Sturtevant too was dull and lethargic. He was not emotional like the other, but though a man of less charm, his attainments were greater, he knew more, and now he also was struggling to think—to work.

They were both silent for some time while the darkness closed in, the rain outside pattering with an added weariness and the wind wailing up from the river. At last Sturtevant took up a glass from the table and threw it into the fire with an oath.

"Laugh, you devil!" he said, "shout! be merry! be brilliant!"

"Can't," said Gobion, "I keep my brilliancy for the comparative stranger."

"——and the positive Pilgrim, I suppose."

"Exactly. Hallo! there's someone at the door." He shouted, "Yes!" it was one of his little mannerisms never to say, "Come in." The door opened and a girl came round the corner of the screen. It was Blanche Huntley, Wild's mistress, dressed in a long macintosh dripping with rain.

Both men jumped up surprised, Gobion helping her to take off her ulster, while Sturtevant put her umbrella in the stand.

She came to the fireside, a girl not unlike a dainty illustration in a magazine, very neatly got up with a white froth of lace round her neck, and a chic black rosette at her waist. Certainly a pretty girl, with a sweet rather tired mouth, well-marked eyebrows, and dark eyes somewhat full, the lids stained with bistre. Gobion knew her, having met her at Wild's, and rather liked her.
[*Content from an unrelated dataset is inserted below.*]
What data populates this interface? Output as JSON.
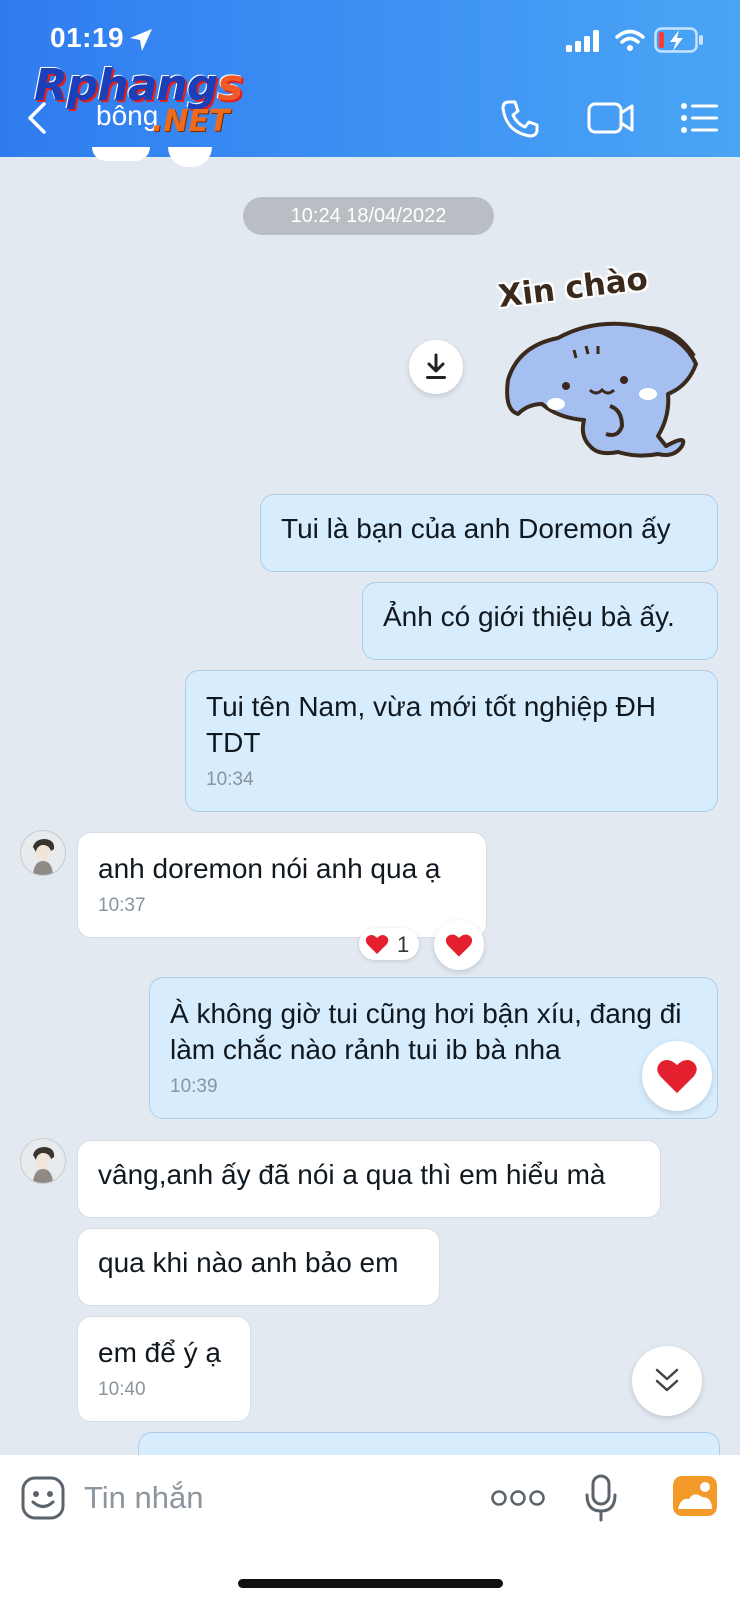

She was a girl with ideas, and might have made something of her life if she had not been mixed up in the famous Wrampling Divorce Case, and been forced to leave her type-writing office in the City.

When ruin comes a man begs, a woman sells.

She sat down, Gobion introducing her to Sturtevant, who looked with some interest. "Fashion-plate in distress," was his mental comment. Gobion thought, "Her youth is the golden background which shows up the sadness of her lot; lucky man Wild though," a very fair index to the individuality of the two men as far as such things go.